— Товарищи! — закричал Вершинин. — Что же это-о?!
Мужики молчали.
Васька полез на насыпь.
— Куда? — крикнул Вершинин.
Васька злобно огрызнулся:
— А ну вас к… Стервы…
И, вытянув руки вдоль тела, лег поперек рельсов.
Уже дышали, гукая, деревья, и, как пена, над ними оторвался и прыгал по верхушкам желто-багровый дым.
Васька повернулся вниз животом. Смолисто пахли шпалы. Васька насыпал на шпалу горсть песка и лег на него щекой. Песок был теплый и крупный.
Неразборчиво, как ветер по листве, говорили в кустах мужики. Гудели в лесу рельсы…
Васька поднял голову и тихо бросил в кусты:
— Самогонки нету?.. Горит!..
Палевобородый мужик на четвереньках приполз с ковшом самогонки. Васька выпил и положил ковш рядом.
Потом поднял голову и, стряхивая рукой со щек песок, посмотрел: голубые гудели деревья, голубые звенели рельсы.
Приподнялся на локтях. Лицо стянулось в одну желтую морщину, глаза — как две алые слезы…
— Не могу-у!.. Душа-а!..
Мужики молчали.
— Все это понятно, Никита Егорыч, — говорил тихо Миша-студент. — Васька не верит в тупость машиниста, а Син Бин-у верит. Он даже с помощником машиниста сговорился, Никита Егорыч.
— А если набрехал ему этот помощник? Нет, лучше я сам…
Вершинин вскочил. И сразу же раздались обращенные к нему голоса партизан:
— Зарежет!
— Не то страшно, что зарежет, а страшно одному лежать!
— Позволь всем миром лечь, Никита Егорыч!
— Обчество не допустит, — сказал старик партизан Вершинину. — Тебе нельзя. Лучше все ляжем вместе.
Китаец откинул винтовку и пополз вверх по насыпи.

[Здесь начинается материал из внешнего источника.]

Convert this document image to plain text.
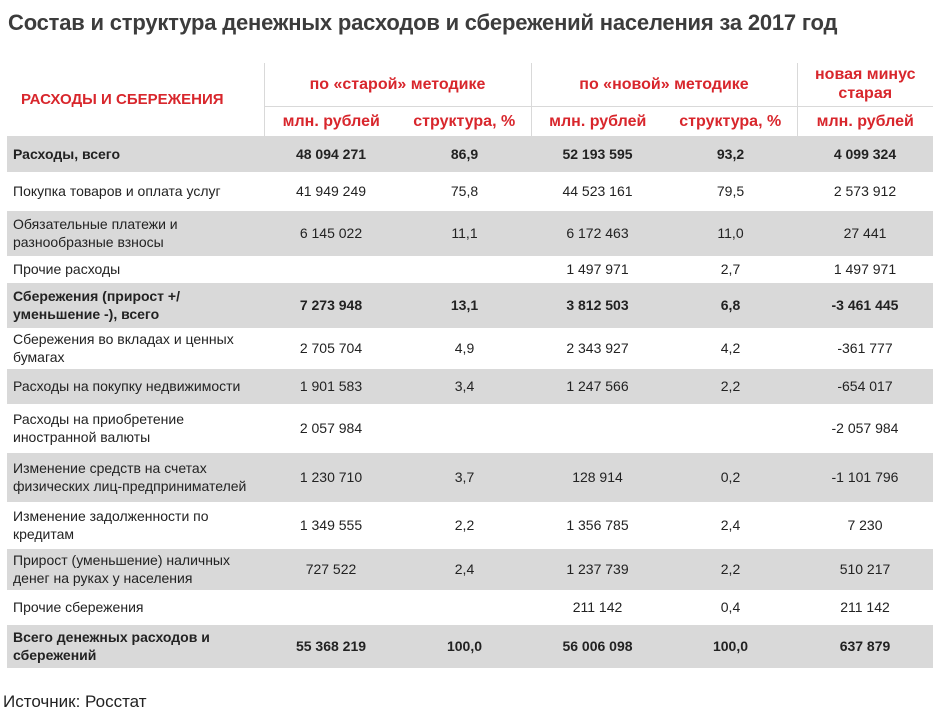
Состав и структура денежных расходов и сбережений населения за 2017 год
РАСХОДЫ И СБЕРЕЖЕНИЯ	по «старой» методике		по «новой» методике		новая минус старая
	млн. рублей	структура, %	млн. рублей	структура, %	млн. рублей
Расходы, всего	48 094 271	86,9	52 193 595	93,2	4 099 324
Покупка товаров и оплата услуг	41 949 249	75,8	44 523 161	79,5	2 573 912
Обязательные платежи и разнообразные взносы	6 145 022	11,1	6 172 463	11,0	27 441
Прочие расходы			1 497 971	2,7	1 497 971
Сбережения (прирост +/уменьшение -), всего	7 273 948	13,1	3 812 503	6,8	-3 461 445
Сбережения во вкладах и ценных бумагах	2 705 704	4,9	2 343 927	4,2	-361 777
Расходы на покупку недвижимости	1 901 583	3,4	1 247 566	2,2	-654 017
Расходы на приобретение иностранной валюты	2 057 984				-2 057 984
Изменение средств на счетах физических лиц-предпринимателей	1 230 710	3,7	128 914	0,2	-1 101 796
Изменение задолженности по кредитам	1 349 555	2,2	1 356 785	2,4	7 230
Прирост (уменьшение) наличных денег на руках у населения	727 522	2,4	1 237 739	2,2	510 217
Прочие сбережения			211 142	0,4	211 142
Всего денежных расходов и сбережений	55 368 219	100,0	56 006 098	100,0	637 879
Источник: Росстат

— Куда? — спросил Вершинин.
Син Бин-у, не оборачиваясь, сказал:
— Сыкуучна-а!.. Васика!
И лег с Васькой рядом.
Морщилось, темнело, как осенний лист, желтое лицо. Рельс плакал. Человек ли отползал вниз по откосу, кусты ли кого принимали — не знал, не видел Син Бин-у…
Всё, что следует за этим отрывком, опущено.